There is a Biocentric Solution.
Commentary by Paul Watson
Founder and President of Sea Shepherd Conservation Society
Does humanity have a future?
We are presently living in what conservation biologists refer to as the Holocene extinction event. This is the sixth global mass extinction event in last 439 million years. The previous five extinction events wiped out between 50 to 95 percent of species each ttime. The most recent event was 65 million years ago at the end of the Jurassic period, a cataclysmic occurrence that exterminated the dinosaurs, the dominant group of species at of that period. Evolution addresses the diminishment of biological diversity through speciation, but it takes at least ten million years to build up diversity of species to the level prior to a mass extinction event.

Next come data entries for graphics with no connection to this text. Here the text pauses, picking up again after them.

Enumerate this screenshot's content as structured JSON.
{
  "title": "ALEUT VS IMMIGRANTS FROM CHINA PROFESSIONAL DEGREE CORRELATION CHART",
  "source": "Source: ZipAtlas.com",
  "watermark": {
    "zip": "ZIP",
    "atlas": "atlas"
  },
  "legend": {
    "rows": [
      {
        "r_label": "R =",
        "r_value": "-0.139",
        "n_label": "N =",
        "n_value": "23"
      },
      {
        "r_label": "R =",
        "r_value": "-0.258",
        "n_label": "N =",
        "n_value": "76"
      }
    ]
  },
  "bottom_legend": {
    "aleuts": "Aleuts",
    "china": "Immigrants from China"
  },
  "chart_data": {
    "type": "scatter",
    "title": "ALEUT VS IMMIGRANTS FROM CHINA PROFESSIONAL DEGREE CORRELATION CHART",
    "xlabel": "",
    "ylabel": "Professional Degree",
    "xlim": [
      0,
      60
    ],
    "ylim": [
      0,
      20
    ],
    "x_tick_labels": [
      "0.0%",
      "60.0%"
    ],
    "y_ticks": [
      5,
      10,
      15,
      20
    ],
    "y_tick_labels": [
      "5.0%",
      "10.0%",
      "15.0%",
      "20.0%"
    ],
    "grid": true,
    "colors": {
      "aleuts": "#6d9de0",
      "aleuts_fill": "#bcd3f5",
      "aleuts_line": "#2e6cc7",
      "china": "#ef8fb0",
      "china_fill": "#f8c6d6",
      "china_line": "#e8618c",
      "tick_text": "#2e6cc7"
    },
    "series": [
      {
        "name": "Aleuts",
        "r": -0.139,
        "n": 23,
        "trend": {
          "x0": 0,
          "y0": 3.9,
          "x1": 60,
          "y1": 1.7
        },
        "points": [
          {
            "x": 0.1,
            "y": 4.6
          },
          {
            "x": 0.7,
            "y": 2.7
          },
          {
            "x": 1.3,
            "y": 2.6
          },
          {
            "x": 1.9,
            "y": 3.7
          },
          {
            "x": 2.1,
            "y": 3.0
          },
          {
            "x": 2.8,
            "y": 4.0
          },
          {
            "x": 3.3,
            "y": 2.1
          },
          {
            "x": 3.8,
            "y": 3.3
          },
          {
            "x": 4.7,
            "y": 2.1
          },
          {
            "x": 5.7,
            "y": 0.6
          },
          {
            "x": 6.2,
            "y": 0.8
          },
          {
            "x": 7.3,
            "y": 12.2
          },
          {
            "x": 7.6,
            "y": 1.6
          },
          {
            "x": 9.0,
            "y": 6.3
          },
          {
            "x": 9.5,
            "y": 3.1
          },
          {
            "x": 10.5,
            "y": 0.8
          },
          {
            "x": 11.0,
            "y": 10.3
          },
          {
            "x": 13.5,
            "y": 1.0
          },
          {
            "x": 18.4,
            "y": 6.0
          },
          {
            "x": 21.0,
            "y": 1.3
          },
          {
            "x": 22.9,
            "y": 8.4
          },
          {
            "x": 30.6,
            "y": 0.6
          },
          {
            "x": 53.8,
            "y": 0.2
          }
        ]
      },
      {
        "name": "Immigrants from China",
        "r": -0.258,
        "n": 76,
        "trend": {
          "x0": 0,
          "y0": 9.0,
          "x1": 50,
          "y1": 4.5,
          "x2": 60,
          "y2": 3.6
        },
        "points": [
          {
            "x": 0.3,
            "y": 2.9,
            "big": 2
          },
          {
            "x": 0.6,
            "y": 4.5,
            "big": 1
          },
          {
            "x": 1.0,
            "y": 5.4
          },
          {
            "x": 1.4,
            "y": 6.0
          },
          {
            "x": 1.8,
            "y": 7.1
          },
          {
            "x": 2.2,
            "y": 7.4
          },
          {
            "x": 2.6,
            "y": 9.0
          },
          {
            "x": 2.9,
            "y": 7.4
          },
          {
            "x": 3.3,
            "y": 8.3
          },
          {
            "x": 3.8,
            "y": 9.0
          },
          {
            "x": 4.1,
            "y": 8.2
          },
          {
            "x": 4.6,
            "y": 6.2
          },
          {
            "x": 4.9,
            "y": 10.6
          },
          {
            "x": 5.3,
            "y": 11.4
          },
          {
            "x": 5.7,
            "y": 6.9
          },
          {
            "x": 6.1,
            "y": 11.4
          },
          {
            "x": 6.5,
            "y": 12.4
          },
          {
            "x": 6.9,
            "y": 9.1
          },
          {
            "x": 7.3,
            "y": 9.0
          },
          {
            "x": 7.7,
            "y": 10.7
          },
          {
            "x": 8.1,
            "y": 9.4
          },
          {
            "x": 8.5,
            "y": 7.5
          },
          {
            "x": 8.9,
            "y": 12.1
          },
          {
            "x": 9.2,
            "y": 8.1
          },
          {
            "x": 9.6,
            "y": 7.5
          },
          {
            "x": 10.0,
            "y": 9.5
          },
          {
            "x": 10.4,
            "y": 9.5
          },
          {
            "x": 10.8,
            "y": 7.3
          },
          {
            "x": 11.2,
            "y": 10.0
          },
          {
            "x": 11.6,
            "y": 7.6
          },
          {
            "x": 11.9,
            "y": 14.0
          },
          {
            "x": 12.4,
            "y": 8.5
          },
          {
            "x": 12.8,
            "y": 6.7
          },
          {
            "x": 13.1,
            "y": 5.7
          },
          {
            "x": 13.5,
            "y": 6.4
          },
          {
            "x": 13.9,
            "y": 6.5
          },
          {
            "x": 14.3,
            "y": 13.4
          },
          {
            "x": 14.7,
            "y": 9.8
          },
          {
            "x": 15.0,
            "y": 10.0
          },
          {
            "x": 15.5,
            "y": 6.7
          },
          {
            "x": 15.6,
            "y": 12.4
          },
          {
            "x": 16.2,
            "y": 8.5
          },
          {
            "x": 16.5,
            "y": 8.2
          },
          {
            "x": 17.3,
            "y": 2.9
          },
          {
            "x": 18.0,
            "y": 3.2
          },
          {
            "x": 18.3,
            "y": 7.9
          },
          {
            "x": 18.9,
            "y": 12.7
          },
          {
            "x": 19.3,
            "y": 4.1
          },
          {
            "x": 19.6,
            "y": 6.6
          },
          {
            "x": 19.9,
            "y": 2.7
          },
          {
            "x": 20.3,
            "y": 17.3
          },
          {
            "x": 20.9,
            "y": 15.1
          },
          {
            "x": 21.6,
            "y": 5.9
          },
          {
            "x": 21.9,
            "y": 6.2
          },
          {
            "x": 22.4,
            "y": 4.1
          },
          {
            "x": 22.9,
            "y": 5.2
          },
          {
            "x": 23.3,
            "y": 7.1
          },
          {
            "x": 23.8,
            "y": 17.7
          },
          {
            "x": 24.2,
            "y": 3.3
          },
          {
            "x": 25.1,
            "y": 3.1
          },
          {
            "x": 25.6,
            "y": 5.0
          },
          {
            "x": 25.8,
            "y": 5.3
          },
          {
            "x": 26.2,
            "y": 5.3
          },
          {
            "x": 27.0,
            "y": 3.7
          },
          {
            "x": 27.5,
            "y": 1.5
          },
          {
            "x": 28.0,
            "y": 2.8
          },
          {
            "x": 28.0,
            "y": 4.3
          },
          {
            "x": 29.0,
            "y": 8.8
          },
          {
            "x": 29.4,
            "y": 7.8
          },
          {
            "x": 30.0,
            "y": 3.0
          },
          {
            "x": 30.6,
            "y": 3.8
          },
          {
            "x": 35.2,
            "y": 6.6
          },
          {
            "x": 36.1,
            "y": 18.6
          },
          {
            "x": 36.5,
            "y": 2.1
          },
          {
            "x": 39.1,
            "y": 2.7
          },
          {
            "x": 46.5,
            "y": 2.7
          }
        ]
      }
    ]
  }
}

The world ten million years after the Jurassic crash was radically different than the world of the dinosaurs. The world after the Holocene extinction event, the one we are in now, will be as radically altered and most likely one of the species that will not survive the event will be the present dominant species – the human species.
In a way, the Holocenic extinction event could also be called the “Holocenic hominid collective suicide event.” After all, we Homo sapiens are the last survivors of the hominid line, a group that has been on its way out for some time. The beetle family, for example, has some 700,000 species by comparison. Odds are many of the beetle species will survive the event, whereas we will not. But the reality is that what is happening now is the result of the collective actions of us hominids. We are the ruthlessly territorial primates whose numbers have soared far beyond the level of global carrying capacity for the deadly behavioural characteristics that we display.
This did not happen yesterday because we suddenly became aware of the dangers of global warming. It began 50,000 years ago when a relatively hairless primate stumbled out of equatorial Africa and began wiping out the megafauna of the time. Wherever this creature (our ancestor) went, their arrival was followed by large die-outs of megafauna. Primitive hominids were well-organized, efficient, slaughter crews. As they advanced, the mammoth, sabre-toothed cats, cave bears, giant sloths, camels, horses, and wholly rhinos fell to their stone weapons and deliberately set fires. The extinction of all of these great mega-species is directly attributable to “primitive” human hunters. The hunting down of the mega-fauna was followed by the advent of agriculture and the domestication of selected animals. Domesticated cows, goats, sheep, and pigs grew in numbers and denuded large areas of grasslands. Irrigation systems began to toxify land. Then agriculture was followed by industrial activities, and finally, by the burning off of vast amounts of fossil fuels.